Ahmet'i kullanıyor gibi hissettim kendimi ve bu beni rahatsız etti. Herşeyi biliyordu sonuçta onu ben çağırmadım o geldi o yanımda olmak istedi ben istemedim ki benim suçum değil yada benim kurduğum bir oyun değil bu. Böyle gelişti böyle oldu ne bileyim Demir buraya gelecek diye ben mi yaptım allah allah banane sanki Ahmet'ten. Yapma Ceylin tabiki biliyordun Demir Eray'ın dostu ve senin kuzeninle evleniyor. Ben onumu diyorum ya çekime geleceğini ne bileyim diyorum. He o Demir ne sanıyor ya hemen sevgilimi yaptım ben yani, beyinsiz ben neler yaşadım salak sen ne düşünüyorsun. Tamam sakin ol kıskandı demek ki.
Ne hakla be kim, o neyim o benim işine baksın söyle ona. Sonunda iç sesimlede yer değiştirdim allahım deliriyorum ben yine hayır ya hayır başa dönemem hayır.

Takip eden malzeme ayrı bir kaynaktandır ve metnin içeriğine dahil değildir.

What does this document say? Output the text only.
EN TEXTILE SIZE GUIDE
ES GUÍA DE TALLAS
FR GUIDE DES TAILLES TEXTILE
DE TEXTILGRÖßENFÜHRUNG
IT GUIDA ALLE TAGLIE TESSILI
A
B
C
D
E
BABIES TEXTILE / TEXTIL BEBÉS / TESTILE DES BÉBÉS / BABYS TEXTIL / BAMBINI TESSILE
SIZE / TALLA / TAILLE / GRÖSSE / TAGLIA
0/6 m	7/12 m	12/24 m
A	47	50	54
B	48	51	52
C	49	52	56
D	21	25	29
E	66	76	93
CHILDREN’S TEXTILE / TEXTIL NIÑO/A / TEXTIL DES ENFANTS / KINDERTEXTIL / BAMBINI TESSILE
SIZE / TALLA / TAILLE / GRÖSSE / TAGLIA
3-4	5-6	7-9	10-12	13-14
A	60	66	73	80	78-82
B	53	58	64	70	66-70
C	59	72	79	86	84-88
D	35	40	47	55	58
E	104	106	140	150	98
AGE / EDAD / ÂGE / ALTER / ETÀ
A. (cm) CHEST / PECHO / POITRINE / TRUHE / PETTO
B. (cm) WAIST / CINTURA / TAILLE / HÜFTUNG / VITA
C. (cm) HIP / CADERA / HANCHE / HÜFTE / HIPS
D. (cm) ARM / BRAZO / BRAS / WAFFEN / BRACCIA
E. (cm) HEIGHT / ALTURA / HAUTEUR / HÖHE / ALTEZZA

"Ceylin!" diye duyduğum sesle irkildim. Nefes nefese kalmıştım ve terlemiştim. Bu hale ne ara geldim anlamadım nerdeydik onuda bilmiyorum. Durmuştuk. Kapım açıktı ve Demir diz çökmüş yanımda duruyordu. Onun ağzından duyduğum adımlamı kendime gelmiştim yani çok saçma. Gözlerinde merak, korku, sevgi, aşk, özlem... Ceylin kes şunu saçmalama başlatma aşkına özlemine ya sus artık sus!

"Ay Ceylin çok korktum ya kaç defa seslendim dokundum beni duymadın." diyen Seda'ya çevirdim bakışlarımı.
"İyiyim merak etmeyin sorun yok. Araba kapalıya oluyor bazen böyle önemli bir şey değil." söylediğim yalana ben baya inanmıştım. Bence Demir net inanmıştır zaten birde Ahmet. Gerçeği bilen üç kişiydik şuan.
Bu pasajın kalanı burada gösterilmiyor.